Riba secara bahasa artinya tambahan. Sedangkan secara syar’i (istilah) artinya tambahan atas barang-barang tertentu. Riba terbagi dalam dua jenis: riba nasi’ah dan riba fadhl.
Nasi’ah diambil dari kata nasa’ yang artinya mengakhirkan. Riba jenis ini ada dua macam:
1. Memungut bunga dari orang yang kesulitan membayar hutang
Riba nasi’ah jenis ini adalah riba yang terjadi di zaman jahiliah. Jika seseorang memiliki hutang kepada orang lain dalam tempo tertentu, lalu ketika jatuh tempo orang yang memberi hutang berkata kepada orang yang berhutang, “Bayarlah hutangmu sekarang atau kamu terkena bunga,” jika orang yang berhutang membayar, maka ia tidak dikenai tambahan; jika tidak membayar, maka ia diberi tenggang waktu lagi dengan catatan hutangnya bertambah hingga akhirnya hutang yang ditanggungnya membesar. Oleh karena itu, Allah mengharamkan riba dengan firman-Nya:
وَاِنْ كَانَ ذُوْ عُسْرَةٍ فَنَظِرَةٌ اِلٰى مَيْسَرَةٍ
“Bila dia (orang yang berhutang) dalam kesulitan, maka tangguhkanlah hingga ia berkelapangan.” (QS al-Baqarah: 280)

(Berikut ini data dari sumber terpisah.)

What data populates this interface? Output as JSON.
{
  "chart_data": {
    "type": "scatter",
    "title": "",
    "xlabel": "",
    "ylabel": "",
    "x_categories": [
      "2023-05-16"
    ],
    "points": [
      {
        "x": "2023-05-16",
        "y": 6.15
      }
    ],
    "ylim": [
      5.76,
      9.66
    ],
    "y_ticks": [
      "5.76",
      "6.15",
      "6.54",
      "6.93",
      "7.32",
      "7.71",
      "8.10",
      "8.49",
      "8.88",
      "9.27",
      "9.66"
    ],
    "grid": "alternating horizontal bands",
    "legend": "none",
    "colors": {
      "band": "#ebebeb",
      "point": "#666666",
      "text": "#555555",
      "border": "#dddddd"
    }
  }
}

Artinya, bila saat jatuh tempo orang yang berhutang dalam kesulitan, maka orang yang memberi hutang tidak boleh menambah hutangnya dengan bunga, tetapi dengan memberinya tenggang waktu. Namun bila orang yang berhutang memiliki kelapangan, maka ia wajib membayar hutang tersebut hingga tidak perlu ada tambahan pada hutangnya, baik dalam kondisi sulit maupun lapang.

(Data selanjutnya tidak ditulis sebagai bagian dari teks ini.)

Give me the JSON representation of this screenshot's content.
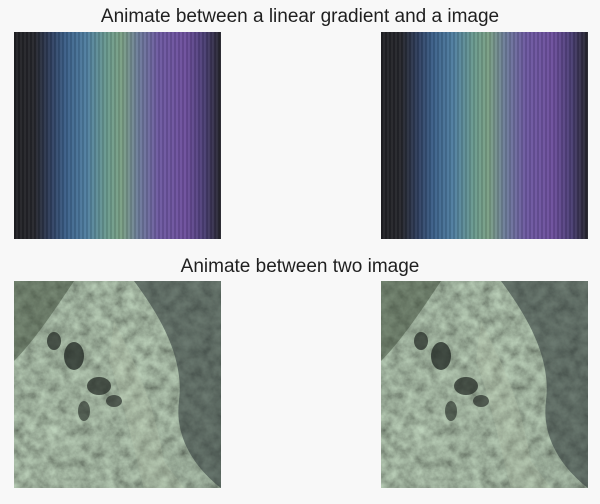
{
  "sections": [
    {
      "title": "Animate between a linear gradient and a image"
    },
    {
      "title": "Animate between two image"
    }
  ],
  "gradient_colors": [
    "#202024",
    "#2f3f60",
    "#3a5f88",
    "#4f7ea0",
    "#6a9a8e",
    "#7a9f84",
    "#6c7c9a",
    "#6c58a0",
    "#6c4e9c",
    "#4a3e74",
    "#24252b"
  ],
  "background_color": "#f8f8f8"
}
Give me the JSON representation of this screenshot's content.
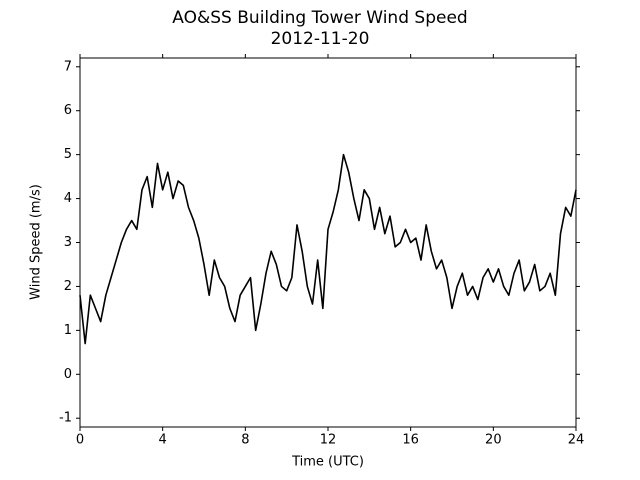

2. Riba dalam jual beli dua jenis barang
Riba nasi’ah jenis ini terjadi dalam jual beli dua jenis barang yang sama-sama memiliki ‘illah riba fadhl’ dan serah terima salah satu atau kedua barang tersebut tertunda (tidak langsung di tempat).
Misalnya: Menjual emas dengan emas, perak dengan perak, burr dengan burr (biji-bijian yang merupakan jenis terpenting yang ditanam di negara beriklim sedang, yang bulirnya digiling untuk membuat tepung untuk roti, pasta, kue, dll.), sya’ir dengan sya’ir (biji-bijian yang keras yang memiliki bulu kasar yang menjulur dari telinga. Ini dibudidayakan secara luas, terutama untuk digunakan dalam pakan ternak), kurma dengan kurma, dan garam dengan garam; atau menjual salah satu dari keenam jenis tersebut dengan jenis lain namun secara tempo. (Misalnya menjual emas dengan perak, kurma dengan garam yang tidak langsung serah terima di tempat. Salah satu atau keduanya diserahkan beberapa waktu kemudian.) Demikian halnya dengan barang-barang lain yang memiliki ‘illah (sebab) sama dengan keenam jenis barang di atas, maka riba pun dapat terjadi pada barang tersebut.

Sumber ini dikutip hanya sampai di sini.